Jim Sampson, executive president of the Alaska AFL-CIO and sponsor of the 2002 ballot initiative, said he was disappointed with the decision, but he has not decided if he will file a new initiative.
Darlene McNaughton, who owns House of Gifts in the Nugget Mall, said automatically increasing the minimum wage threatens the existence of small businesses.
"Pretty soon you are going to have a 16-year-old making what a state employee makes," she said. "I don't see where the economy could handle that. ... How does a small business handle that higher rate of pay?"
McNaughton said she already is cutting her workforce to one full-time employee because she can't afford to pay two.
"It's hard to find people that are worth minimum wage," she said.
Lacey Eriksen, 20, works part-time at Scentiments gift shop at the Nugget Mall for $8 an hour during the summer. For the rest of the year she makes $11.95 an hour running the Mac's Cache bookstore at Juneau-Douglas High School.
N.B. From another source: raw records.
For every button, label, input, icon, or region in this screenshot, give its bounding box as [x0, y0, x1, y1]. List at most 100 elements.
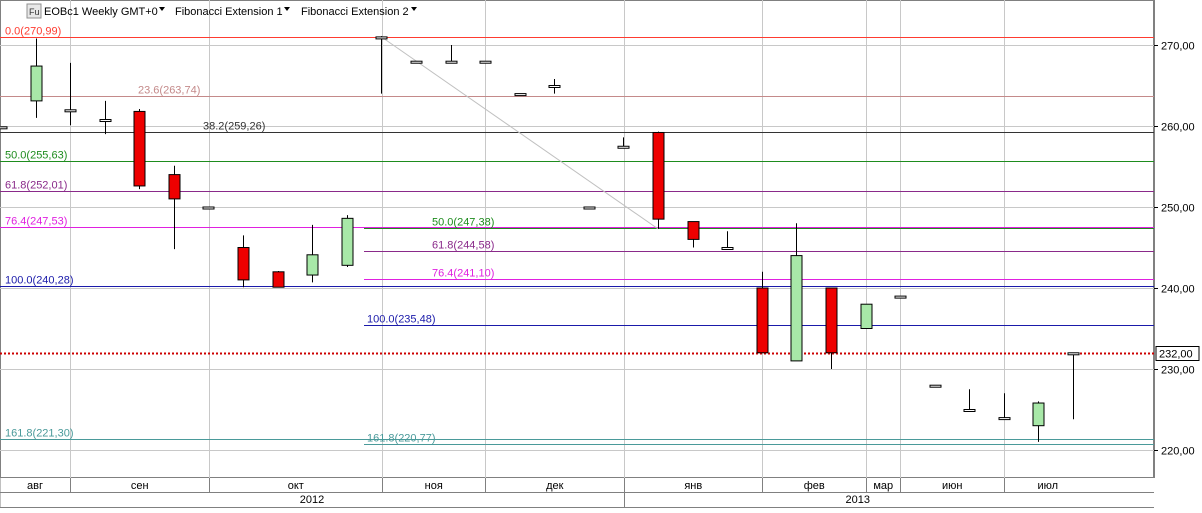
candle-body [99, 119, 112, 123]
candle-body [825, 287, 838, 354]
candle-body [583, 206, 596, 210]
chevron-down-icon[interactable] [411, 7, 417, 11]
grid-layer [0, 0, 1154, 478]
candle[interactable] [963, 389, 976, 412]
symbol-badge[interactable] [26, 3, 42, 19]
fib2-level-label: 161.8(220,77) [367, 433, 436, 445]
candle[interactable] [99, 100, 112, 135]
candle[interactable] [341, 215, 354, 267]
candle-body [894, 295, 907, 299]
candle-body [929, 384, 942, 388]
fib1-level-label: 23.6(263,74) [138, 85, 200, 97]
fib2-level-label: 61.8(244,58) [432, 240, 494, 252]
candle[interactable] [548, 79, 561, 94]
candle[interactable] [825, 287, 838, 369]
candle-body [790, 255, 803, 362]
candle[interactable] [1067, 352, 1080, 420]
candle[interactable] [514, 93, 527, 97]
candle-body [998, 417, 1011, 421]
month-label: окт [288, 480, 304, 492]
candle-body [272, 271, 285, 288]
candle[interactable] [617, 137, 630, 149]
candle[interactable] [894, 295, 907, 299]
candle[interactable] [133, 108, 146, 190]
candle-body [687, 221, 700, 240]
symbol-label[interactable]: EOBc1 Weekly GMT+0 [44, 6, 158, 18]
candle-body [306, 254, 319, 276]
month-label: мар [873, 480, 893, 492]
current-price-box [1155, 346, 1200, 361]
candle[interactable] [64, 62, 77, 126]
candle[interactable] [1032, 401, 1045, 442]
y-tick-label: 270,00 [1161, 41, 1195, 53]
fib1-level-label: 61.8(252,01) [5, 180, 67, 192]
candle[interactable] [860, 303, 873, 330]
candle[interactable] [998, 393, 1011, 421]
candle-body [963, 409, 976, 412]
candle[interactable] [790, 223, 803, 362]
candle[interactable] [652, 131, 665, 229]
fib2-level-label: 76.4(241,10) [432, 268, 494, 280]
candle-body [756, 287, 769, 354]
y-tick-label: 230,00 [1161, 365, 1195, 377]
fib1-level-label: 76.4(247,53) [5, 216, 67, 228]
month-label: дек [546, 480, 564, 492]
candle[interactable] [375, 36, 388, 94]
candle-body [445, 60, 458, 64]
toolbar: Fu EOBc1 Weekly GMT+0 Fibonacci Extensio… [26, 3, 417, 19]
year-label: 2012 [300, 494, 324, 506]
candle[interactable] [410, 60, 423, 64]
fib1-level-label: 0.0(270,99) [5, 26, 61, 38]
candle-body [514, 93, 527, 97]
candle-body [721, 247, 734, 250]
candle-body [548, 85, 561, 88]
candle[interactable] [30, 38, 43, 118]
candle[interactable] [0, 126, 8, 130]
chevron-down-icon[interactable] [284, 7, 290, 11]
candle-body [168, 174, 181, 200]
candle-body [860, 303, 873, 330]
y-tick-label: 240,00 [1161, 284, 1195, 296]
candle[interactable] [202, 206, 215, 210]
chevron-down-icon[interactable] [159, 7, 165, 11]
candle-body [410, 60, 423, 64]
fib2-level-label: 50.0(247,38) [432, 217, 494, 229]
candle[interactable] [687, 221, 700, 248]
month-label: сен [131, 480, 149, 492]
month-label: июл [1037, 480, 1058, 492]
fib2-level-label: 100.0(235,48) [367, 314, 436, 326]
candle-body [202, 206, 215, 210]
candle-body [375, 36, 388, 40]
candle[interactable] [306, 224, 319, 283]
y-tick-label: 250,00 [1161, 203, 1195, 215]
candle-layer [0, 36, 1080, 442]
current-price-label: 232,00 [1159, 349, 1193, 361]
candle[interactable] [479, 60, 492, 64]
month-label: фев [804, 480, 825, 492]
candle-body [0, 126, 8, 130]
candle-body [64, 109, 77, 113]
candle-body [479, 60, 492, 64]
fib2-label[interactable]: Fibonacci Extension 2 [301, 6, 409, 18]
month-label: авг [27, 480, 43, 492]
candle[interactable] [929, 384, 942, 388]
y-tick-label: 220,00 [1161, 446, 1195, 458]
candle[interactable] [583, 206, 596, 210]
candle[interactable] [445, 45, 458, 64]
symbol-badge-text: Fu [29, 7, 40, 17]
trend-line[interactable] [381, 36, 659, 230]
candle-body [1067, 352, 1080, 356]
candle-body [341, 217, 354, 266]
candle[interactable] [168, 165, 181, 250]
candle-body [133, 110, 146, 187]
fib1-level-label: 50.0(255,63) [5, 150, 67, 162]
month-label: ноя [425, 480, 443, 492]
candle[interactable] [756, 271, 769, 354]
candle[interactable] [272, 270, 285, 288]
candle[interactable] [237, 235, 250, 288]
fib1-label[interactable]: Fibonacci Extension 1 [175, 6, 283, 18]
candle-body [30, 65, 43, 102]
candle[interactable] [721, 231, 734, 250]
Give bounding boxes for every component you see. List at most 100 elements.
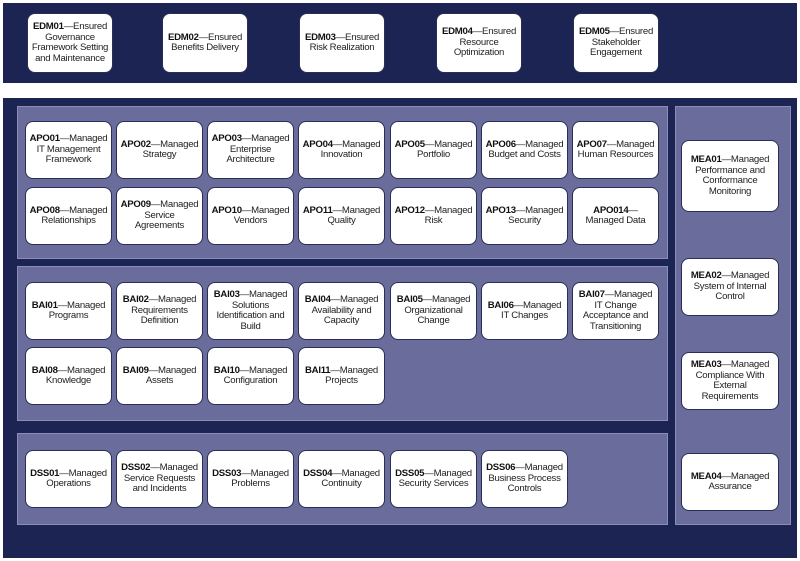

Eriksen said the annual increase might not have helped her much, but it would be significant to some of her co-workers who live on minimum wage year-round.
"It's not really a big thing to me because it's a part-time job," she said. "But it would be different for (my friend) because she has bills to pay."
Murkowski, like many of his Republican colleagues in the Legislature, says automatic annual increases to the minimum wage would be too harmful to business.
"We are concerned with the long-term effects an automatic adjustment could have on smaller employers, such as those in fisheries, tourism, food service and retail stores," Murkowski said in a prepared statement. "The result would likely be fewer entry-level jobs in these areas, and less ability for small, local companies to expand and create new economic and employment opportunities."
Murkowski spokesman John Manly said the governor also signed the bill despite concerns that automatically increasing the minimum wage would undermine the public process and prevent individuals from speaking out on wage increases.
Jim Sampson, executive president for the Alaska AFL-CIO, said that the Legislature's decision to overturn the bill, signed in 2002 in response to the citizens' initiative, undermines the will of the people.
"They made a deal behind closed doors to pass it so voters couldn't vote on it, and then come back and make substantial changes," Sampson said. "People need to be concerned about how this impacts the initiative process."
Sampson said the ballot initiative was filed in 2002 after years of asking state lawmakers to address the issue. He noted that initiative sponsors decided to add the inflation-proofing component because of the Legislature's unwillingness to address the issue in the past.
"We put the CPI in so we wouldn't have to keep going back," he said.